# Looking for a home



## Yuki Lai (Feb 29, 2016)

Hi guys!
My rat, Aries gave birth to a litter of 9 babies 15 days ago.
I have 5 black and white mix, 2 black(with white socks and the tip of their tail is white), and 2 albinos.
Their genders are not determined yet.
15 days old.
I'm located in Brockport, New York.
Please contact me if interested.

















I also recently found out that my other rat Eros is a male, and he got Aries pregnant.
I'm trying to rehome the current litter as fast as possible before the next litter comes out.
I definitely don't want to send the babies to the pet store if possible, I don't want them to end up as feeders..


----------



## Gribouilli (Dec 25, 2015)

Try to add where you are located in the headline of your post I think you still have 5 mins to change that.


----------



## moonkissed (Dec 26, 2011)

hey you are not too far from me  I'm not looking for any babies but I am in some really great groups that may be able to help you.

https://www.facebook.com/groups/594127184000084/
https://www.facebook.com/groups/upstatenyrats/
https://www.facebook.com/groups/1594389890777970/

This rescue may be able to help as well
https://www.facebook.com/flowercitycrittersrescue/

You need to wait to rehome them until at the very earliest 5 weeks old, that is when you also need to separate the boys from the girls/mom. I'd even suggest waiting to rehome them until 6 weeks old.
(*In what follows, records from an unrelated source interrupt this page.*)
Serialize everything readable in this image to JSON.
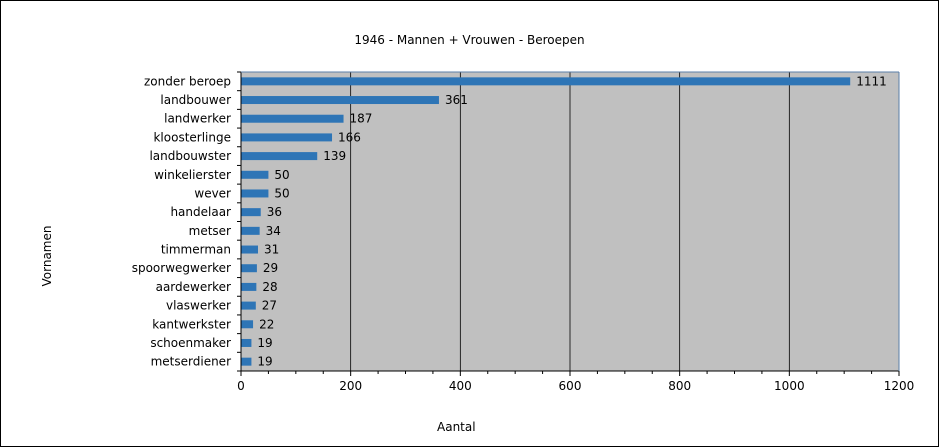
{
  "chart_data": {
    "type": "bar",
    "orientation": "horizontal",
    "title": "1946 - Mannen + Vrouwen - Beroepen",
    "xlabel": "Aantal",
    "ylabel": "Vornamen",
    "categories": [
      "zonder beroep",
      "landbouwer",
      "landwerker",
      "kloosterlinge",
      "landbouwster",
      "winkelierster",
      "wever",
      "handelaar",
      "metser",
      "timmerman",
      "spoorwegwerker",
      "aardewerker",
      "vlaswerker",
      "kantwerkster",
      "schoenmaker",
      "metserdiener"
    ],
    "values": [
      1111,
      361,
      187,
      166,
      139,
      50,
      50,
      36,
      34,
      31,
      29,
      28,
      27,
      22,
      19,
      19
    ],
    "xlim": [
      0,
      1200
    ],
    "xticks": [
      0,
      200,
      400,
      600,
      800,
      1000,
      1200
    ],
    "grid": true,
    "legend": "none",
    "colors": {
      "bar": "#2e75b6",
      "plot_background": "#c0c0c0",
      "gridline": "#000000"
    }
  }
}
Babies really need to stay with mom as long as possible. 2 weeks is far too young, they still need to nurse from mom at that age.

To sex them you can try at this age to check for nipples, only females have nipples. It may be hard to tell if they are very fluffy lol.

Also here are some baby links which has good info on sexing and other info on their development.
http://www.afrma.org/babyratdevdaily.htm
http://tigertailrattery.weebly.com/growth-picture-journal.html
http://ratguide.com/breeding/baby_development/birth_to_weaning.php
http://www.onceuponamischief.com/p/sexing-and.html
http://mainelyratrescue.org/rattieblog2/?p=42


----------



## Yuki Lai (Feb 29, 2016)

Gribouilli said:


> Try to add where you are located in the headline of your post I think you still have 5 mins to change that.


Ohh.. It's too late for me to change it already, but thank you for the heads up! I'll remember that next time!


----------



## Yuki Lai (Feb 29, 2016)

moonkissed said:


> hey you are not too far from me  I'm not looking for any babies but I am in some really great groups that may be able to help you.
> 
> https://www.facebook.com/groups/594127184000084/
> https://www.facebook.com/groups/upstatenyrats/
> ...


Thank you for the info!!


----------



## Yuki Lai (Feb 29, 2016)

moonkissed said:


> hey you are not too far from me  I'm not looking for any babies but I am in some really great groups that may be able to help you.
> 
> https://www.facebook.com/groups/594127184000084/
> https://www.facebook.com/groups/upstatenyrats/
> ...


I see... Thank you for your comment!! I'll check out the links!


----------